Domont probte diesen anspruchsvollen Höhepunkt vor den Dreharbeiten mehrmals mit Dynevor und Ehrenreich. Sie wollte erreichen, dass sich die Schauspieler sicher und wohl fühlten, um dann loslassen zu können. „Es war eine komplizierte Szene mit Stunts und Spezialeffekten und natürlich anspruchsvoll, was die Leistung angeht“, erzählt sie. Um die Schauspieler nicht für Kameraeinstellungen unterbrechen zu müssen, setzte die Regisseurin einen Kran ein. Dieser verfolgte Dynevor von dem Moment an, in dem sie die Wohnung betrat, bis zu dem Moment, in dem sie ihren letzten Satz sagte.
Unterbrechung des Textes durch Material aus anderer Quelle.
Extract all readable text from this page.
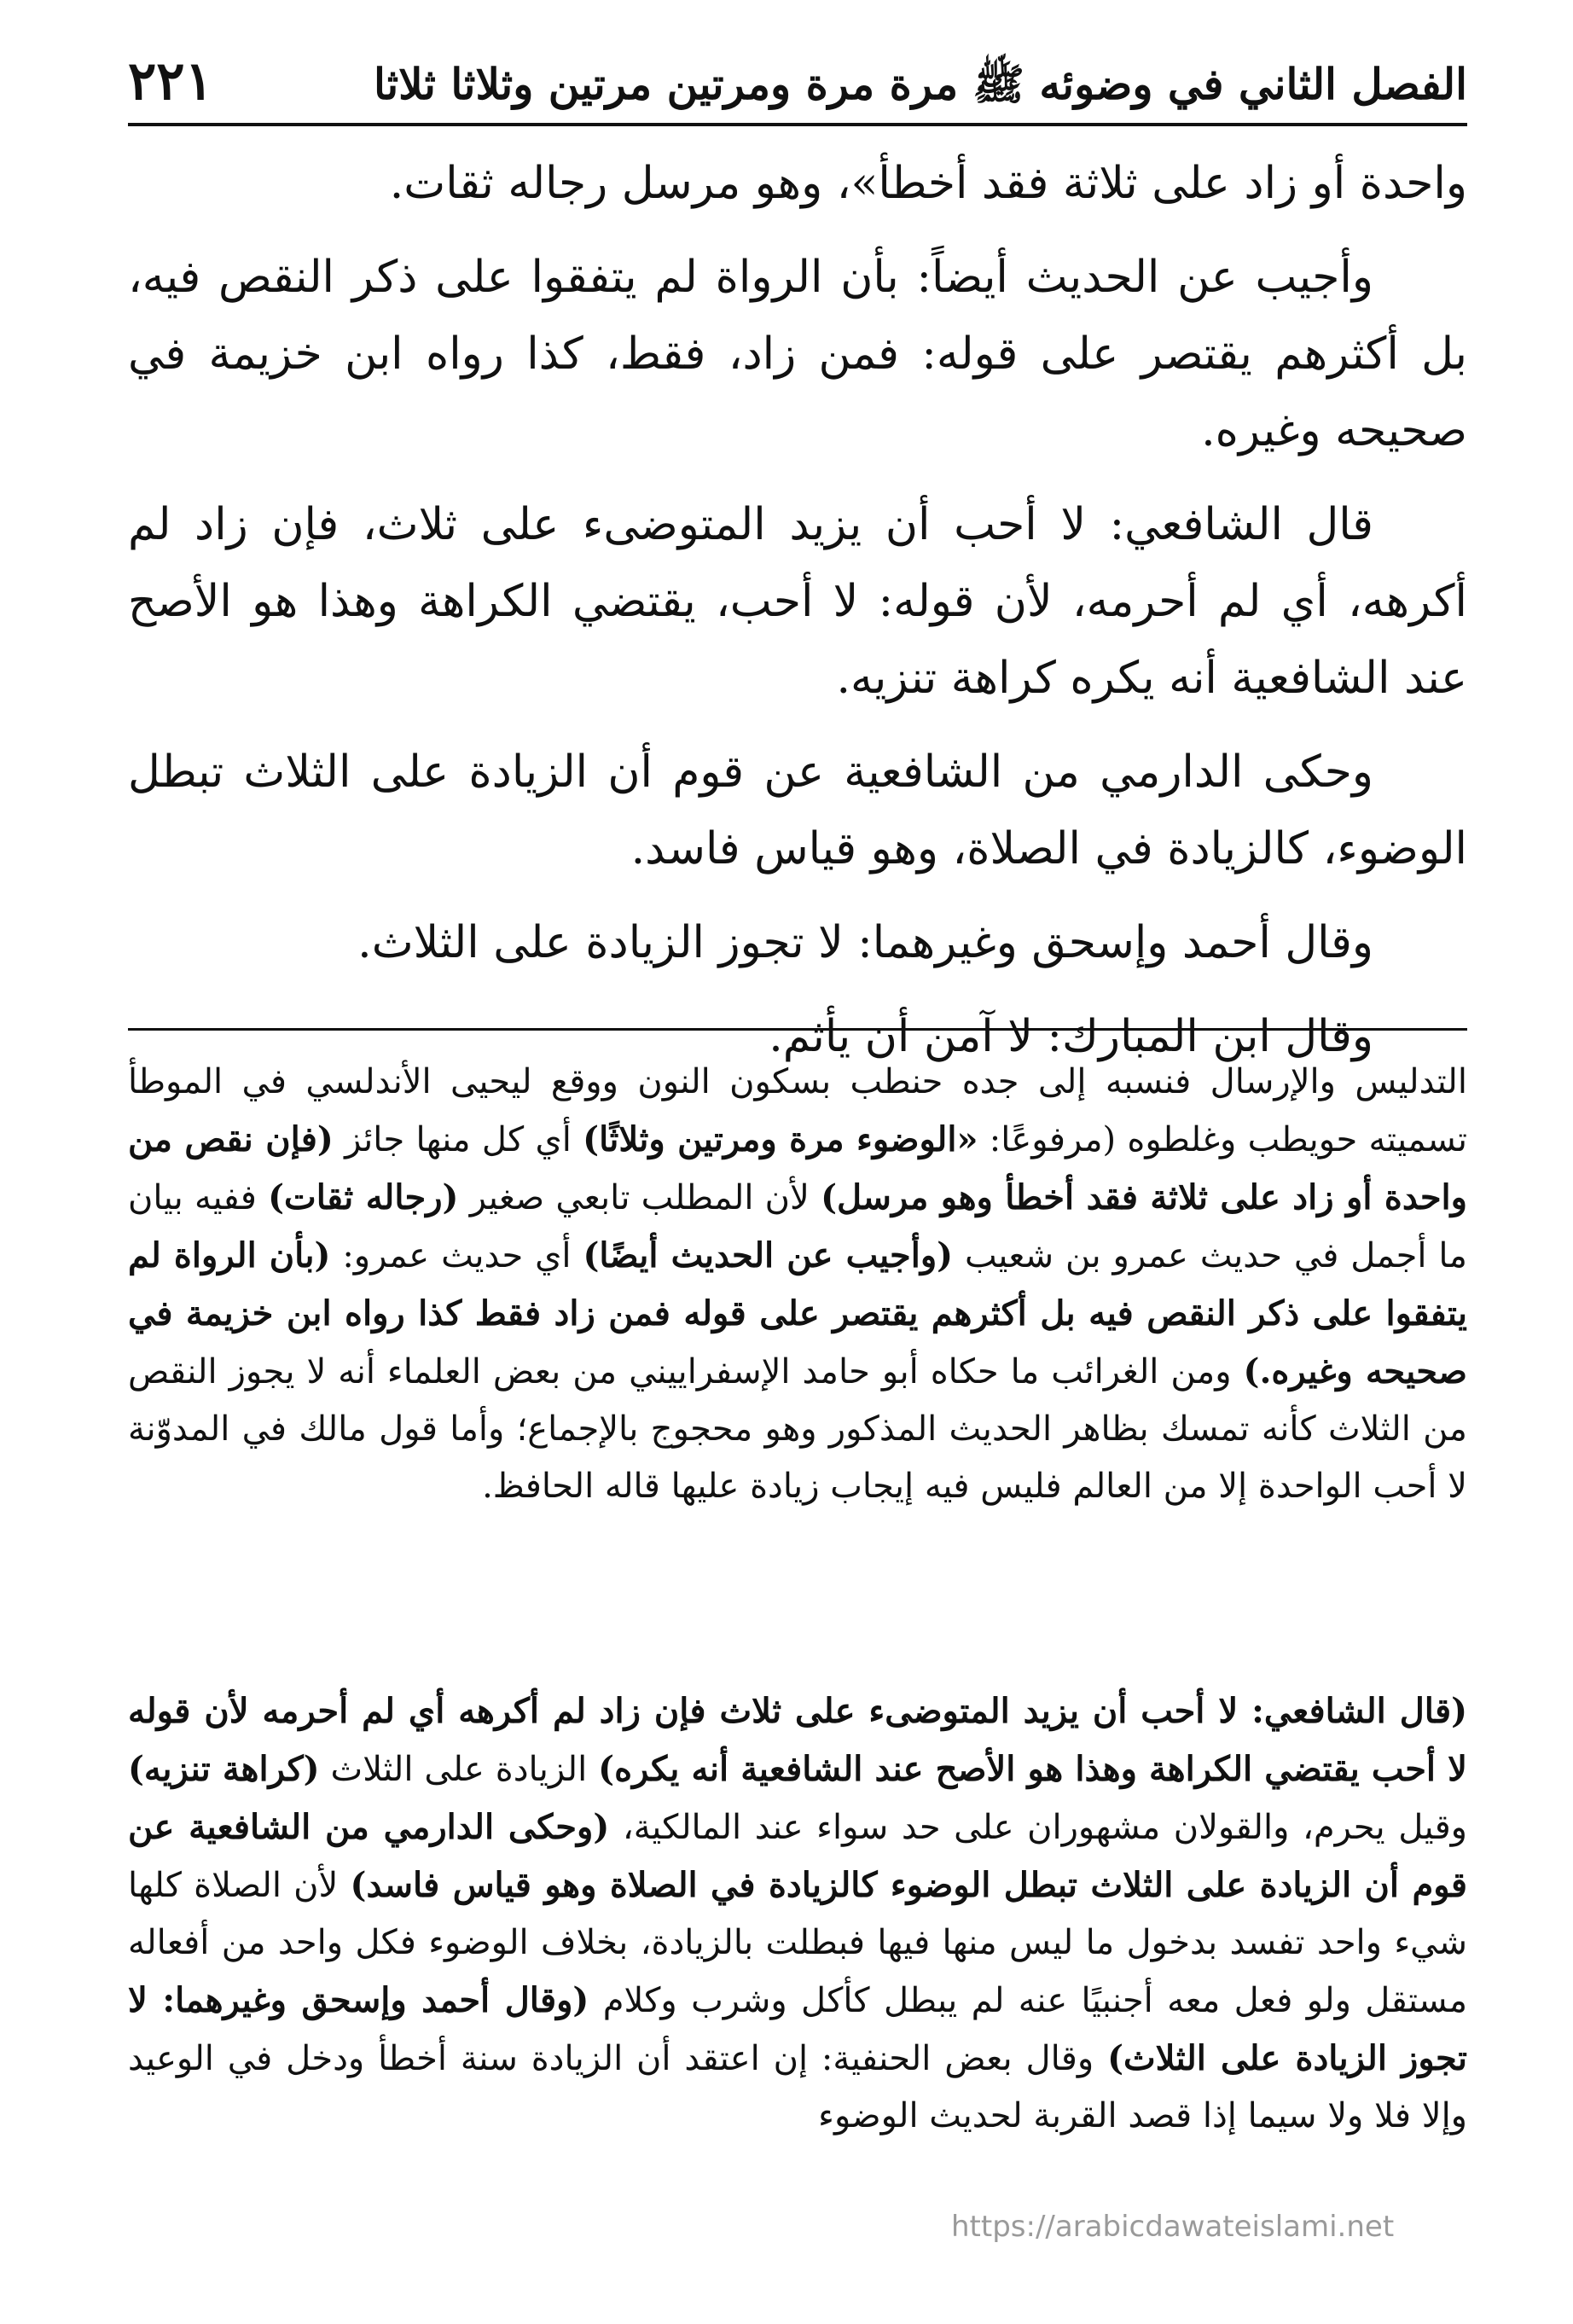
الفصل الثاني في وضوئه ﷺ مرة مرة ومرتين مرتين وثلاثا ثلاثا
٢٢١

واحدة أو زاد على ثلاثة فقد أخطأ»، وهو مرسل رجاله ثقات.

وأجيب عن الحديث أيضاً: بأن الرواة لم يتفقوا على ذكر النقص فيه، بل أكثرهم يقتصر على قوله: فمن زاد، فقط، كذا رواه ابن خزيمة في صحيحه وغيره.

قال الشافعي: لا أحب أن يزيد المتوضىء على ثلاث، فإن زاد لم أكرهه، أي لم أحرمه، لأن قوله: لا أحب، يقتضي الكراهة وهذا هو الأصح عند الشافعية أنه يكره كراهة تنزيه.

وحكى الدارمي من الشافعية عن قوم أن الزيادة على الثلاث تبطل الوضوء، كالزيادة في الصلاة، وهو قياس فاسد.

وقال أحمد وإسحق وغيرهما: لا تجوز الزيادة على الثلاث.

وقال ابن المبارك: لا آمن أن يأثم.

التدليس والإرسال فنسبه إلى جده حنطب بسكون النون ووقع ليحيى الأندلسي في الموطأ تسميته حويطب وغلطوه (مرفوعًا: «الوضوء مرة ومرتين وثلاثًا) أي كل منها جائز (فإن نقص من واحدة أو زاد على ثلاثة فقد أخطأ وهو مرسل) لأن المطلب تابعي صغير (رجاله ثقات) ففيه بيان ما أجمل في حديث عمرو بن شعيب (وأجيب عن الحديث أيضًا) أي حديث عمرو: (بأن الرواة لم يتفقوا على ذكر النقص فيه بل أكثرهم يقتصر على قوله فمن زاد فقط كذا رواه ابن خزيمة في صحيحه وغيره.) ومن الغرائب ما حكاه أبو حامد الإسفراييني من بعض العلماء أنه لا يجوز النقص من الثلاث كأنه تمسك بظاهر الحديث المذكور وهو محجوج بالإجماع؛ وأما قول مالك في المدوّنة لا أحب الواحدة إلا من العالم فليس فيه إيجاب زيادة عليها قاله الحافظ.

(قال الشافعي: لا أحب أن يزيد المتوضىء على ثلاث فإن زاد لم أكرهه أي لم أحرمه لأن قوله لا أحب يقتضي الكراهة وهذا هو الأصح عند الشافعية أنه يكره) الزيادة على الثلاث (كراهة تنزيه) وقيل يحرم، والقولان مشهوران على حد سواء عند المالكية، (وحكى الدارمي من الشافعية عن قوم أن الزيادة على الثلاث تبطل الوضوء كالزيادة في الصلاة وهو قياس فاسد) لأن الصلاة كلها شيء واحد تفسد بدخول ما ليس منها فيها فبطلت بالزيادة، بخلاف الوضوء فكل واحد من أفعاله مستقل ولو فعل معه أجنبيًا عنه لم يبطل كأكل وشرب وكلام (وقال أحمد وإسحق وغيرهما: لا تجوز الزيادة على الثلاث) وقال بعض الحنفية: إن اعتقد أن الزيادة سنة أخطأ ودخل في الوعيد وإلا فلا ولا سيما إذا قصد القربة لحديث الوضوء

https://arabicdawateislami.net
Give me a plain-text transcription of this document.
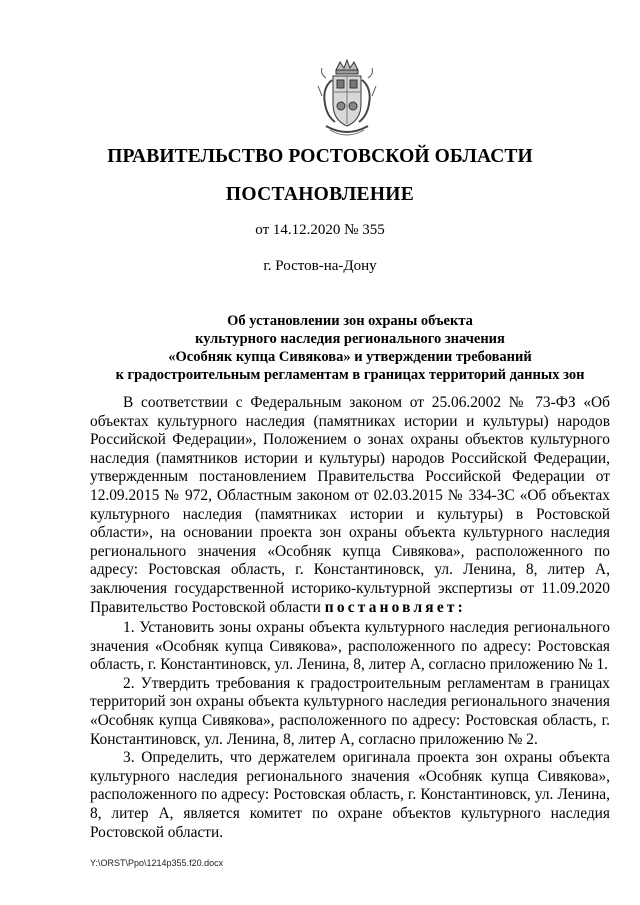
ПРАВИТЕЛЬСТВО РОСТОВСКОЙ ОБЛАСТИ
ПОСТАНОВЛЕНИЕ
от 14.12.2020 № 355
г. Ростов-на-Дону
Об установлении зон охраны объекта
культурного наследия регионального значения
«Особняк купца Сивякова» и утверждении требований
к градостроительным регламентам в границах территорий данных зон

В соответствии с Федеральным законом от 25.06.2002 № 73-ФЗ «Об объектах культурного наследия (памятниках истории и культуры) народов Российской Федерации», Положением о зонах охраны объектов культурного наследия (памятников истории и культуры) народов Российской Федерации, утвержденным постановлением Правительства Российской Федерации от 12.09.2015 № 972, Областным законом от 02.03.2015 № 334-ЗС «Об объектах культурного наследия (памятниках истории и культуры) в Ростовской области», на основании проекта зон охраны объекта культурного наследия регионального значения «Особняк купца Сивякова», расположенного по адресу: Ростовская область, г. Константиновск, ул. Ленина, 8, литер А, заключения государственной историко-культурной экспертизы от 11.09.2020 Правительство Ростовской области постановляет:

1. Установить зоны охраны объекта культурного наследия регионального значения «Особняк купца Сивякова», расположенного по адресу: Ростовская область, г. Константиновск, ул. Ленина, 8, литер А, согласно приложению № 1.

2. Утвердить требования к градостроительным регламентам в границах территорий зон охраны объекта культурного наследия регионального значения «Особняк купца Сивякова», расположенного по адресу: Ростовская область, г. Константиновск, ул. Ленина, 8, литер А, согласно приложению № 2.

3. Определить, что держателем оригинала проекта зон охраны объекта культурного наследия регионального значения «Особняк купца Сивякова», расположенного по адресу: Ростовская область, г. Константиновск, ул. Ленина, 8, литер А, является комитет по охране объектов культурного наследия Ростовской области.

Y:\ORST\Ppo\1214p355.f20.docx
„Ich wollte, dass Phoebe sich in Emilys Schmerz hineinversetzt, der letztlich ihre Wut anheizt“, sagt Domont. „Und je mehr wir Emilys Schmerz in der Schlussszene in ihre Handlungen einfließen lassen konnten, desto einfühlsamer wurden diese Handlungen. Egal wie hässlich sie sind: wir als Publikum verstehen, woher die Reaktion kommt und warum sich Emily zu diesem Verhalten entschließt. Phoebe hat das auf eine herzzerreißende Art und Weise getan. Man spürt ihren Schmerz und sogar ihre Liebe, die durch diese Szene pulsiert.“

Hose statt Rock: Phoebe Dynevor wechselt bei Emily nicht nur die Stimmung.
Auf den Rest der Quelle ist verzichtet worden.